La tormenta que llegó y la que aún viene
Hoy, el Sol parece querer tomar un respiro. El ritmo cardiaco de su superficie ha bajado: el flujo de radio en 10.7 cm marca 166 sfu y el número de Wolf ha descendido a 98. Las regiones activas que ayer dominaban el centro del disco —la 4324 y la 4325— muestran signos de lenta decadencia, perdiendo manchas y complejidad.
El panorama magnético, aunque sigue poblado por estructuras Beta-Gamma, parece menos crispado. La calma, sin embargo, es solo apariencia.
Porque lo que el Sol soltó ayer, la Tierra lo está recibiendo hoy. Mientras la fotosfera se aquieta, la magnetosfera responde al impacto. El viento solar rápido del agujero coronal CH-01, combinado con el influjo de una CME previa, ya ha desencadenado la tormenta geomagnética que se anticipaba.
El índice Kp se ha mantenido en 5 (G1-Menor) durante horas, y el DST en -45 nT confirma que el campo magnético terrestre está bajo presión sostenida.
La segunda fase está en camino.

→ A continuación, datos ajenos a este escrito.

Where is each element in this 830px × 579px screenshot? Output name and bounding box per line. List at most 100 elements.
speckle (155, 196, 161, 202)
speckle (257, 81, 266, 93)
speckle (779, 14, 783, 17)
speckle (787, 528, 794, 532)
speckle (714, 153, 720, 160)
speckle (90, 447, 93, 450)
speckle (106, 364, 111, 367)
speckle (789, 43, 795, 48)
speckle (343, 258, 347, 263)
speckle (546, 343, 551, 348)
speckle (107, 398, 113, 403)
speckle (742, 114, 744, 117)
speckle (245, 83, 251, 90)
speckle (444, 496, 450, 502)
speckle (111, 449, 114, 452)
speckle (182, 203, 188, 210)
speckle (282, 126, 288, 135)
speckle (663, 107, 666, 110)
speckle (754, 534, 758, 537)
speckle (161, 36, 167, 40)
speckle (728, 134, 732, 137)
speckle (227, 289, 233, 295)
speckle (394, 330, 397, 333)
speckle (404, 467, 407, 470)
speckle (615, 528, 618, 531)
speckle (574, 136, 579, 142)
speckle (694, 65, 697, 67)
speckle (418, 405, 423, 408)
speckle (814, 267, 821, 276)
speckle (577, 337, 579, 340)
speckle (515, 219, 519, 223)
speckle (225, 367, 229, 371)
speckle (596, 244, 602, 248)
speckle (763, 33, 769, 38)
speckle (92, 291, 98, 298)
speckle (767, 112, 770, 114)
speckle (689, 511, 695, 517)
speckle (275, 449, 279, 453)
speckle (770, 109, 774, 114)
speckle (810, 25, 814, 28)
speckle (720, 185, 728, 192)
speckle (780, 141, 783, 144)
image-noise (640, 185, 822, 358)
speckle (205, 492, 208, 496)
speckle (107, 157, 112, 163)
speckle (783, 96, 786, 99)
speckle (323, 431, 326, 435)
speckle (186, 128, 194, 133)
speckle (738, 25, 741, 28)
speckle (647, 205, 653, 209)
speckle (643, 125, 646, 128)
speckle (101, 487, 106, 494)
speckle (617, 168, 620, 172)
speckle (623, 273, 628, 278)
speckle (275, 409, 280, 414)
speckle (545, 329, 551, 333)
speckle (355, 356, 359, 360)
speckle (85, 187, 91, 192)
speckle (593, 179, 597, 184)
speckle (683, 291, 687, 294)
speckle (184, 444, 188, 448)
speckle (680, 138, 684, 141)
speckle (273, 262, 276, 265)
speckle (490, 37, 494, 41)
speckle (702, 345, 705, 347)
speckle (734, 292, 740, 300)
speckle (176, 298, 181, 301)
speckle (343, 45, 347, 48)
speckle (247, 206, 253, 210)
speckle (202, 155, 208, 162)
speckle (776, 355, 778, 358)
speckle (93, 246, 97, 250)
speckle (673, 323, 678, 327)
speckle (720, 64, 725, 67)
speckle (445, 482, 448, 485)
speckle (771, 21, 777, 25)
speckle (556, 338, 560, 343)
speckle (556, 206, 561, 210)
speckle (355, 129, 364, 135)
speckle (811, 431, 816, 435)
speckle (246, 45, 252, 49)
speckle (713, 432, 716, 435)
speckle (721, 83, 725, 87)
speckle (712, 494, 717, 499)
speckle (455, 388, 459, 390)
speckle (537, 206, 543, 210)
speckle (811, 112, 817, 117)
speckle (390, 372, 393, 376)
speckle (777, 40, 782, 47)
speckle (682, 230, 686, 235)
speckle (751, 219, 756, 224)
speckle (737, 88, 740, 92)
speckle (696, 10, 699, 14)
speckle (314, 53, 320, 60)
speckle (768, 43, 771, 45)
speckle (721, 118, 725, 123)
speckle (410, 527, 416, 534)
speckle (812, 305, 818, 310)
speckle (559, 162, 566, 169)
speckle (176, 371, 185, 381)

Los modelos apuntan a que el impacto principal de la CME del 31 de diciembre se producirá en las próximas horas, con potencial para elevar la actividad a niveles de tormenta G2 (Moderada). Esta noche, el cielo nocturno podría cobrar una intensidad especial.
Para el observador, las condiciones no han mejorado. La Luna, en su fase gibosa menguante, todavía con un 99% de iluminación, compite con cualquier luz tenue. Si el componente Bz del campo magnético interplanetario se mantiene en territorio sur profundo, las auroras podrían ganar fuerza y visibilidad. La ventana de observación es ahora: la agitación ya no es una posibilidad, es un hecho.

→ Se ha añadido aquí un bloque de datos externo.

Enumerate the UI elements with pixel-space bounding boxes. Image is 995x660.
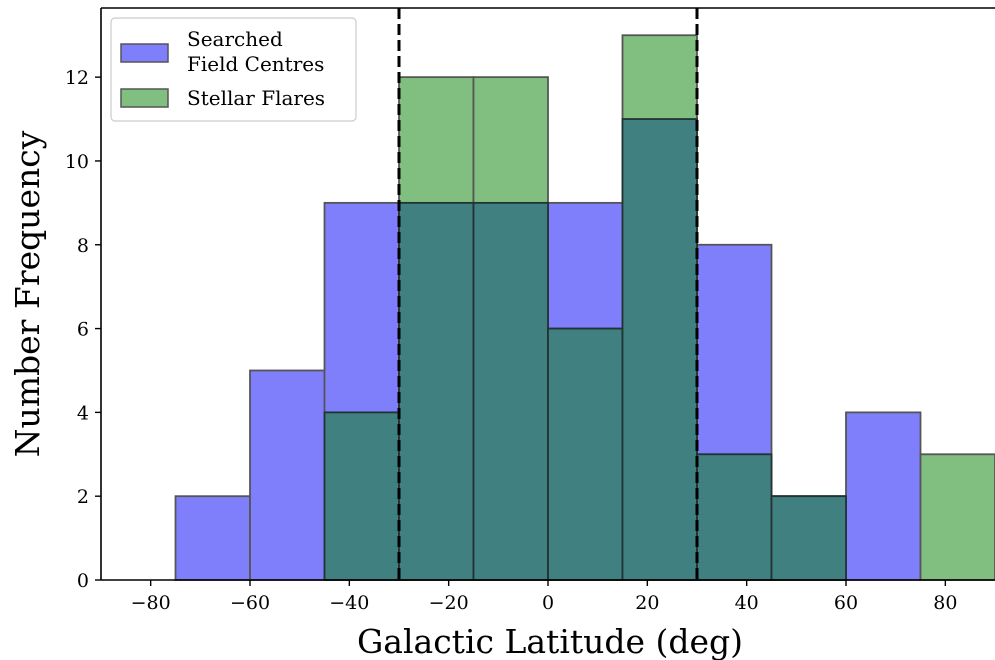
x-tick-label: 80 (933, 592, 957, 614)
y-tick-label: 2 (77, 486, 89, 508)
bar-searched-9 (845, 411, 922, 581)
legend-swatch-flares (120, 88, 169, 108)
x-tick-label: −60 (230, 592, 270, 614)
x-tick-label: −20 (429, 592, 469, 614)
legend: Searched Field Centres Stellar Flares (110, 17, 357, 122)
y-axis-label: Number Frequency (8, 130, 47, 457)
y-tick-label: 0 (77, 570, 89, 592)
x-tick-label: 60 (834, 592, 858, 614)
x-ticks: −80 −60 −40 −20 0 20 40 60 80 (131, 580, 957, 614)
legend-label-searched: Searched Field Centres (187, 27, 324, 76)
legend-frame (110, 17, 357, 122)
bar-overlap-4 (472, 201, 549, 581)
x-tick-label: 0 (542, 592, 554, 614)
bar-overlap-3 (398, 201, 475, 581)
bar-overlap-2 (323, 411, 400, 581)
legend-swatch-searched (120, 43, 169, 63)
bar-searched-0 (174, 495, 251, 581)
x-tick-label: −40 (329, 592, 369, 614)
x-tick-label: 20 (635, 592, 659, 614)
y-tick-label: 4 (77, 402, 89, 424)
x-tick-label: −80 (131, 592, 171, 614)
bars-layer (174, 34, 995, 581)
x-tick-label: 40 (735, 592, 759, 614)
y-tick-label: 8 (77, 235, 89, 257)
bar-flares-10 (919, 453, 995, 581)
legend-label-flares: Stellar Flares (187, 86, 325, 110)
x-axis-label: Galactic Latitude (deg) (357, 622, 743, 660)
bar-overlap-8 (770, 495, 847, 581)
y-ticks: 0 2 4 6 8 10 12 (65, 67, 101, 592)
bar-searched-1 (249, 369, 326, 581)
bar-overlap-5 (547, 327, 624, 581)
y-tick-label: 6 (77, 319, 89, 341)
bar-overlap-6 (621, 118, 698, 581)
y-tick-label: 12 (65, 67, 89, 89)
bar-overlap-7 (696, 453, 773, 581)
y-tick-label: 10 (65, 151, 89, 173)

Pero incluso si la noche no se ilumina, el fenómeno sigue su curso. La energía inyectada en la magnetosfera alimenta corrientes, calienta la atmósfera superior y escribe, en parámetros científicos, un capítulo más en el diálogo eterno entre la estrella y su planeta.

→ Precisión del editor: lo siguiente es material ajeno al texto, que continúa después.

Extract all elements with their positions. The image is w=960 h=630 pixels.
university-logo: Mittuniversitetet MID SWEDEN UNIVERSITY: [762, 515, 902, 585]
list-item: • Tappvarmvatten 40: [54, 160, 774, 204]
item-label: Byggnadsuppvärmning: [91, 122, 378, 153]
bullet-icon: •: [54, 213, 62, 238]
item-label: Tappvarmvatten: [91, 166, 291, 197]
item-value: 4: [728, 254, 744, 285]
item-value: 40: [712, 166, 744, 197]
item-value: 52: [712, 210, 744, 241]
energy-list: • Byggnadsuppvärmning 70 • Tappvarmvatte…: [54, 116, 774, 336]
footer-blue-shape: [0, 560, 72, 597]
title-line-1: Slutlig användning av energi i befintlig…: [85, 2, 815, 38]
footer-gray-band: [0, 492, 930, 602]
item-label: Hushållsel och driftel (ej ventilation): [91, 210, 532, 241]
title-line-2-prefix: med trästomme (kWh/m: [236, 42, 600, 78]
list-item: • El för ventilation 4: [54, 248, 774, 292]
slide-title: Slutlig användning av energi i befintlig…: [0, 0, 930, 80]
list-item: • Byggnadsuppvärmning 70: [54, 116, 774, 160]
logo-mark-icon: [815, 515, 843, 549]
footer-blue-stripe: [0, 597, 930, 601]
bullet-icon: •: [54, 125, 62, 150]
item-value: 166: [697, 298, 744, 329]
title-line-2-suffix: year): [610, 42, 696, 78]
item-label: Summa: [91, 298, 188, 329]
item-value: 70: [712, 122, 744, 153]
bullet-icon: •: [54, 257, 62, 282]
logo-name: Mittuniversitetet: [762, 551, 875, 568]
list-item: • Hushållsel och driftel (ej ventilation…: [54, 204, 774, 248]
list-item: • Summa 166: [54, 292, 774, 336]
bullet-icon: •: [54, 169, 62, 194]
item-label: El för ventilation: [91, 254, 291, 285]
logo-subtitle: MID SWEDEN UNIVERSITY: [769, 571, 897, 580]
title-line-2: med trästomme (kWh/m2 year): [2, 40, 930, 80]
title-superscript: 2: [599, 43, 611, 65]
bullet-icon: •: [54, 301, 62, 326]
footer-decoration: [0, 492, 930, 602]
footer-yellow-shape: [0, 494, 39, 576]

Mañana, una nueva mensajera —la CME del 02 de enero— podría añadir otro episodio a esta secuencia. Hoy, el sistema nos recuerda que la meteorología espacial tiene su propia inercia: lo que se ve en el Sol es el origen, pero el drama verdadero se representa en el escenario invisible de nuestro campo magnético.
Bitácora cerrada. Que la noche muestre lo que la tormenta trae.